In 2005, Sky took the rights to the last major international matches that had hitherto been shown on terrestrial television. Access to what had until then been a widely shared experience was now restricted to those able to pay for it. Naturally cricket’s popularity dwindled, and its prominence in the national consciousness receded. In 2005, 8.4 million people watched Channel 4’s live coverage of England beating Australia in a crucial Ashes tie in Nottingham. Ten years later, just 467,000 Sky viewers watched a comparably significant Ashes game in Manchester. A re-run from 1974 of the TV detective series Columbo on ITV3 that day attracted a comparable audience. 

You don’t have to be a cricket fan to lament the fact that millions of people are being excluded from something we used to enjoy together. As a result of live cricket disappearing from free-to-air television, far fewer kids now have the opportunity I had growing up to watch the game live whenever it was on. Far fewer have therefore become fans, and ultimately, far fewer experienced the joy of Sunday’s World Cup final: not only England’s victory, but what is already being hailed as the most absurdly thrilling match in living memory.

In fact, you could be forgiven for having no idea a World Cup had been taking place over the past month, let alone that this country was hosting it and had a great chance of winning with probably the most exciting and likeable team we’ve ever produced. Thanks to the effective privatisation of televised cricket, what might have been a much needed source of shared happiness in the bleak year of 2019 was rendered a virtual secret almost to the end, when, under public pressure, the powers that be in the game relented and allowed the final to be shown on Channel 4. 

It is also worth thinking about precisely who is being excluded, in these circumstances. When access to an important part of the culture is restricted on the basis of ability to pay, it will inescapably affect people on lower incomes the most. Moreover, since people on lower incomes are disproportionately people of colour, the effect of neoliberalism here, as elsewhere, falls on both class and racial lines. 
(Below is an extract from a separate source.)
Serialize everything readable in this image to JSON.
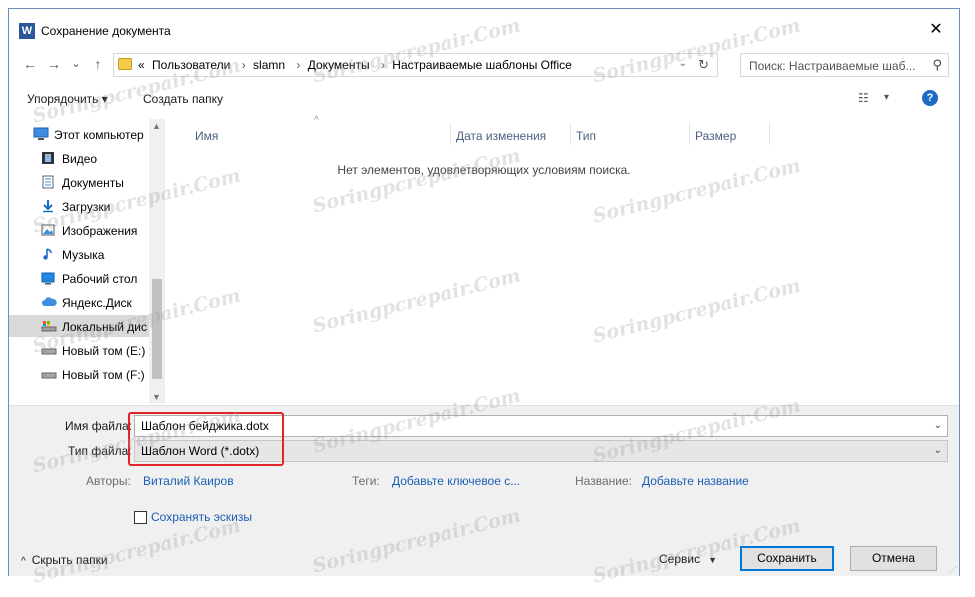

The major cricketing nations, England aside, are all former colonies of the British empire, and many cricket fans in this country today have our roots in those places. Moeen Ali, a working class Muslim member of England’s victorious team, has spoken movingly of the atmosphere of camaraderie and mutual respect in a diverse England dressing room. British people of colour do not all, or always, support the England team. Many are fierce partisans of our countries of origin. But that plurality in no way precludes the possibility of a nationally shared enjoyment of the sport. 

In post-Brexit Britain, the microcosmic significance of a wider and diverse national community of cricket fans, sharing our love for the game as ourselves and on our own terms, whatever our faith or heritage, is something that hardly requires elaboration. What impedes our ability to create that space – with all its attendant possibilities for developing social bonds and solidarity – is the encroachment of neoliberalism into this valuable part of our national culture.

Think of cricket then as one example of what’s been happening more broadly to our country over the past four decades, under Margaret Thatcher and her successors. Think of neoliberalism as an extreme acceleration of capitalism’s inherent drive to steal and exploit for itself what belongs to us all, with results that suit very narrow rather than wider collective interests. And think of the current political moment, with the neoliberal consensus finally being seriously challenged, as one offering us the chance to change what’s wrong with our country across all areas of our national life, including in the vitally important cultural realm.

David Wearing is a teaching fellow in the Department of Politics and International Relations at Royal Holloway, University of London. He is the author of AngloArabia: Why Gulf Wealth Matters To Britain.